Anton Sistermans was born in ‘s-Hertogenbosch, in 1865. He was initially a choir boy, then studied under Julius Stockhausen in Frankfurt. His solo debut was in 1889, in a performance of the Verdi Requiem in Strasbourg.
He performed Beethoven’s Kantate auf den Tod Kaiser Josephs II (cantata in memory of Joseph II) and Ninth Symphony in a concert in Wuppertal on 17 December 1892, which also included Beethoven’s Piano Concerto No. 5 and was conducted by Hans Haym. On 16 March 1896, he premiered the orchestral version of Gustav Mahler’s Lieder eines fahrenden Gesellen in Berlin, with the composer conducting the Berlin Philharmonic. On 9 November of the same year, Sistermans gave the first performance of Johannes Brahms’s Vier ernste Gesänge in Vienna with pianist Coenraad V. Bos. The composer declined Sisterman’s requests to be the pianist at the premiere performance, likely because Brahms could not bear to hear the songs in light of the imminent demise of Clara Schumann, for whom they were closely associated. Whether Brahms attended the premiere at all is a matter of dispute among sources.

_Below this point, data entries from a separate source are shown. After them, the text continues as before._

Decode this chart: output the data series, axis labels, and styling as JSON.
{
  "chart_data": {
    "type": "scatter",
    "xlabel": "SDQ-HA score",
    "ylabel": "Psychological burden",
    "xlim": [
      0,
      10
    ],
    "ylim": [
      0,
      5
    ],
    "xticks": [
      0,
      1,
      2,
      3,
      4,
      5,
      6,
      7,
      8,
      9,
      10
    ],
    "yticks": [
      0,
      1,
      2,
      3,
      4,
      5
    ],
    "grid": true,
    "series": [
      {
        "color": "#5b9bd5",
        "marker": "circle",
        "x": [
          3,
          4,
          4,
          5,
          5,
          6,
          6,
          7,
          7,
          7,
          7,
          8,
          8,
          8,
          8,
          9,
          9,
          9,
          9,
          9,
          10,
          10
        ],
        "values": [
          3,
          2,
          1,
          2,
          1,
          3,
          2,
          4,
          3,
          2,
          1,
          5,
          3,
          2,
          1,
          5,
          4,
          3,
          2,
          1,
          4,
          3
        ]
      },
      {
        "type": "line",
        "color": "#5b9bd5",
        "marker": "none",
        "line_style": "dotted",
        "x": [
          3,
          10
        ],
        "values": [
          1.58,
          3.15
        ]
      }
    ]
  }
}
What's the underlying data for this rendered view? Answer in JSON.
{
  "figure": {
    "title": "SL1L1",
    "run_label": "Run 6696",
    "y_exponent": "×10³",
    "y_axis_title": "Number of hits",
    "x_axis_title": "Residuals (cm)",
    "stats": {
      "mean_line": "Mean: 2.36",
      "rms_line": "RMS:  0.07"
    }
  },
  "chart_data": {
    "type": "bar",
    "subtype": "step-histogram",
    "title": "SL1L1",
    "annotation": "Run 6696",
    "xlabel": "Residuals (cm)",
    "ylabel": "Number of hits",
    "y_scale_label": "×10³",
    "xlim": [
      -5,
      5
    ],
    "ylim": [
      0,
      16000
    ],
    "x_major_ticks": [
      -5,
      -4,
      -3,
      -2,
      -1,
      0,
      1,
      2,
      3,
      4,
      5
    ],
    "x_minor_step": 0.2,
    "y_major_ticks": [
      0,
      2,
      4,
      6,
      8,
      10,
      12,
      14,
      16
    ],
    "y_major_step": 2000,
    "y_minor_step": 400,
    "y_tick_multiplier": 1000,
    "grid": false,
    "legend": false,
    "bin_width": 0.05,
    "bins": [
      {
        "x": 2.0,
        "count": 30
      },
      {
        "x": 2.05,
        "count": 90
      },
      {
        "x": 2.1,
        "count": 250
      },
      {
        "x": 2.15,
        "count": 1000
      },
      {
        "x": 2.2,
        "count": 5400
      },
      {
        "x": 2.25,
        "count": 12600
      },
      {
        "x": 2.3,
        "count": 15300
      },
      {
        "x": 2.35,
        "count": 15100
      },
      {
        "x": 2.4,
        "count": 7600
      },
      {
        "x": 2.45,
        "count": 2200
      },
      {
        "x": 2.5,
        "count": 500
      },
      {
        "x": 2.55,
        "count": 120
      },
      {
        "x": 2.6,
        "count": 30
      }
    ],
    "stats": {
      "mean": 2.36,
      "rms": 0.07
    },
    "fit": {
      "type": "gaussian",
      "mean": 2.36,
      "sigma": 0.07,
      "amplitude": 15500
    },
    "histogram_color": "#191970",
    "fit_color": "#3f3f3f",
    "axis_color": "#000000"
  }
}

Edvard Grieg requested Sistermans, who was then “by some considered the best singer of Lieder”, to sing his Scenes from Olav Trygvason at the Leeds Festival on 16 October 1907.
Sisterman appeared in operatic performances, but these were fewer in number. His performances included Gurnemanz in Parsifal and Pogner in Die Meistersinger von Nürnberg, at the 1899 Bayreuth Festival; Titurel in Parsifal in Amsterdam in 1919; and Tommaso in Eugen d’Albert’s Tiefland in the Hague in 1923.
He made a few sparse recordings in 1904 and 1906, limited to selected lieder of Brahms. He later taught at the Klindworth-Scharwenka Conservatory in Berlin, the Royal Conservatory of The Hague, and conducted a church choir in Rotterdam.